Now, sure. There are gender-neutral toys that are pretty good (Spirograph, Lego, Slinky, Connect Four, any of those new Discovery Channel toys) but when you get down into the weeds of “stereotypically gendered toys”, the toys in the “boys’ section” are much cooler than toys in the “girls’ section”. I did think this when I was a little kid looking through Sears’ Wish Book but, hey, I was a little kid. Of course I’d think that girls’ toys were dumb. I’ve grown up (for small values of “grown up”) since then and I’ve been looking closely at the commercials from back then as well as the toys in the different aisles before the various Christmases and Birthdays we are blessed to buy toys for and I think that I have enough distance to say that, yep, girls’ toys still suck.
I try to be self-aware enough to say that it’s not necessarily self-evident that Beyblades are cool and Baby Alive is not cool… but, I fail. (Aside: Maribou explained to me that her circle sometimes got into “Baby Alive Fights” which brought to mind visions of overfeeding Baby Alive and then using Baby Alive as an impromptu squirt gun. My eyes got really big and I asked “Really???” because, let’s face it, that would be kinda cool but she told me, no, not Baby Alive ballistic warfare, more of the “Aaaaah, she made her doll poop on me” with retaliation hours later kind of fights. Which is not as cool as Beyblades even if you are using Baby Alive as a bludgeon.) It’s not just the dollies and dolly accessories either: This seems to go throughout the entire (inevitably pink!) section. I’m even trying to take into account the fact that we can inevitably expect some cruddy toys (heck, we can expect more than half of them to be at or below average!) but it seems endemic.

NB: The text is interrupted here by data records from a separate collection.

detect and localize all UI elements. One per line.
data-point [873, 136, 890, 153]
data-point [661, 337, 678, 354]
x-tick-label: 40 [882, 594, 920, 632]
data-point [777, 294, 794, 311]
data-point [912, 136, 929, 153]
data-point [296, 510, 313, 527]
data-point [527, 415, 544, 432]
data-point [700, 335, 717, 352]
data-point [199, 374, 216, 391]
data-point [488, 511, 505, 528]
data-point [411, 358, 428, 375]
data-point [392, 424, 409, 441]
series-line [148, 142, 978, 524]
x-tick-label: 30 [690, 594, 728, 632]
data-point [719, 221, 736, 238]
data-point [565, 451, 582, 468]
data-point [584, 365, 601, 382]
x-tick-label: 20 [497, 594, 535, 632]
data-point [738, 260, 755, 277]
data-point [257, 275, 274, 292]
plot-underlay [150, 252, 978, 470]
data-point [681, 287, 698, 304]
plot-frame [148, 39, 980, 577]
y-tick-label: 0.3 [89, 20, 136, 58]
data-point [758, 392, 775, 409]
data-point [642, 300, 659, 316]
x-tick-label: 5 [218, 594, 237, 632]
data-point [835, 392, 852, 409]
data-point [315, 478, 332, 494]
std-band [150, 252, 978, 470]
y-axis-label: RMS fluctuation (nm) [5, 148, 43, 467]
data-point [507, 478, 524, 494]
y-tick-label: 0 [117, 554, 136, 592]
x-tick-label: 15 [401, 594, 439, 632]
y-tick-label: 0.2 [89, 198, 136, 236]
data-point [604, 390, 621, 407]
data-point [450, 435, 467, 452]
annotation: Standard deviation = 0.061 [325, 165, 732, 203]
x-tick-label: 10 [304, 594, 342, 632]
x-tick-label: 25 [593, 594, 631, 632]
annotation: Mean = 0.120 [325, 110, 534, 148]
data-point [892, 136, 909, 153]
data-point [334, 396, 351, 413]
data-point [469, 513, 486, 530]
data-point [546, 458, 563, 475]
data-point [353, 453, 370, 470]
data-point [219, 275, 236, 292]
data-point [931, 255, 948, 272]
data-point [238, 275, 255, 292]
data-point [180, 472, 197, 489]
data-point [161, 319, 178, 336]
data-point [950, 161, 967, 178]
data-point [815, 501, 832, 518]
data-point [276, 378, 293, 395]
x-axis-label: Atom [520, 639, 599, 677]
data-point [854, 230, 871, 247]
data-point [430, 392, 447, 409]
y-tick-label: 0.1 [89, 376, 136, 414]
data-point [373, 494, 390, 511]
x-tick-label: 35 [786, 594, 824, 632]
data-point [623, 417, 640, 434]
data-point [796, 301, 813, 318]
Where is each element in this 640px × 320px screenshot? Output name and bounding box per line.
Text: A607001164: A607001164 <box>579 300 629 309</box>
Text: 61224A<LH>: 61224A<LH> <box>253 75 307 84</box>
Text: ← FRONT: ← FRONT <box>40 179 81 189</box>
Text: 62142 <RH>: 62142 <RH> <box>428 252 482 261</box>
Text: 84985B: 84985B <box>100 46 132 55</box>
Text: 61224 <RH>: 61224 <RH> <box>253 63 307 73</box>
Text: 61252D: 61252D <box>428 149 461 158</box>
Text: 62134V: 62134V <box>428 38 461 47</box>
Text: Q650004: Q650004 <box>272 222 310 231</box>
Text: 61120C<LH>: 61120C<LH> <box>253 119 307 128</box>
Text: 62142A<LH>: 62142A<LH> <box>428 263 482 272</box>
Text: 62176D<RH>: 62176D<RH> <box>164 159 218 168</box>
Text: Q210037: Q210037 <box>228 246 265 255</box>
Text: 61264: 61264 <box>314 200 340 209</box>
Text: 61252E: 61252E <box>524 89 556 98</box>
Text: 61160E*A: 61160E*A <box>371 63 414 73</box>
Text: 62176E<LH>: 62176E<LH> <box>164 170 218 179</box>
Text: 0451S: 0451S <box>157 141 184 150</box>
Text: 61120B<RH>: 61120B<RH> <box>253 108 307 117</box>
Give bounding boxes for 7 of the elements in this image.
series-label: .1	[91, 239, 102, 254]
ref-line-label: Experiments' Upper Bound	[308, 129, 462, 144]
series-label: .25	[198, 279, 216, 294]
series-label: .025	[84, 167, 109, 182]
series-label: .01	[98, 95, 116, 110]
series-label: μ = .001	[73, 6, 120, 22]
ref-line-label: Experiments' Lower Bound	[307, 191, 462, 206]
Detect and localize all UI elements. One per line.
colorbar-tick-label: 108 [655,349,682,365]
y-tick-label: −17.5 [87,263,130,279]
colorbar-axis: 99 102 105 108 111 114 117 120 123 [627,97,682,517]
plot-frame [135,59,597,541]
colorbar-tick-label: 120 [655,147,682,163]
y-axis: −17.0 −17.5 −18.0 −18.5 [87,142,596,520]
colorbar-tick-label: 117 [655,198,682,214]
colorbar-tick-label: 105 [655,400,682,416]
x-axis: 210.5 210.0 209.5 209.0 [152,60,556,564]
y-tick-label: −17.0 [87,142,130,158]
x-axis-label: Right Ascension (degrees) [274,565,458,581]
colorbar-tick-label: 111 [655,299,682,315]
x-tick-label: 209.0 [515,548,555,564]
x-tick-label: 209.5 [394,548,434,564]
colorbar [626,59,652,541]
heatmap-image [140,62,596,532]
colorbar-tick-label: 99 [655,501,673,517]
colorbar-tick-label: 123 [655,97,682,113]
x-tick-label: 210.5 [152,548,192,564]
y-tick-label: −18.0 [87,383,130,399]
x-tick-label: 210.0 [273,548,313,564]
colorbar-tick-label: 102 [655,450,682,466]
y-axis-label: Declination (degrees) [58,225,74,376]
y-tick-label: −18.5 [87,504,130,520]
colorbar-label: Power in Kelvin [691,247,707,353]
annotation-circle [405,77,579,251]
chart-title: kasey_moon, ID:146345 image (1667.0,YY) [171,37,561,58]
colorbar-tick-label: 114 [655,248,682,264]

Off the top of my head, there are only two girls’ toys that are about as cool as mid-tier boys’ toys: Fashion Plates and Sky Dancers (if any of you guys know of any girls’ toys that qualify as pretty cool, *PULEEZE* tell me about them in the comments). Fashion Plates, you may remember, took different plastic plates with different heads, tops, and bottoms on them, you’d put a piece of paper over the plates, make a tracing, and then color in your own “unique” creation (I admit: That is pretty dang cool). Sky Dancers were so cool that they had to be recalled. They were little fairy dolls in a special holder and when you pulled the string, the Sky Dancer started spinning and her arms moved out and she turned into a helicopter! (!!!) Of course, parents complained because kids got hit in the head (wikipedia says, and I’m quoting here, “While its foam wings provided a limited amount of safety, nonetheless, there were over 100 injuries reported” which tells you exactly how cool these things were).
I’m wondering why. Surely there’s not a conspiracy to make sure that girls are afflicted with crappy toys. Maribou explained one theory to me that girls will still buy and play with cool boy toys but boys won’t buy or play with girl toys… so stuff that may have been created “for boys” (like Erector Sets, maybe) becomes a gender-neutral “for the engineering child in your life!” toy while a Hello Kitty pencil topper will never, ever, be anything but a Hello Kitty pencil topper. (She points out that this happens with books too… girls will read stories where the knight kills a dragon who had kidnapped a princess even though they’re “boy books”, but boys won’t read “girl books” where the princess is a sassy, but down to earth, fully realized protagonist who passes the Bechdel Test.) While this explains some stuff to some degree (I admit that I was well into my 20s before it ever occurred to me to read _Are You There God? It’s Me, Margaret_) it still leaves me kind of befuddled.
So I guess I have a handful of questions. Am I completely off-base here and completely wrong about the suckitude of girls’ toys? If not, is this a problem that is, in fact, fixable? And, if so, how can we fix it? I don’t think that the Handy Manny toys are sufficient to get us from here to there on this one. I want to be able to buy the occasional toy for my nieces that are for them in the same way that Bakugan appeals to the nephews. Most of them are too young for Fashion Plates and they don’t make Sky Dancers anymore.
Am I looking at things the wrong way?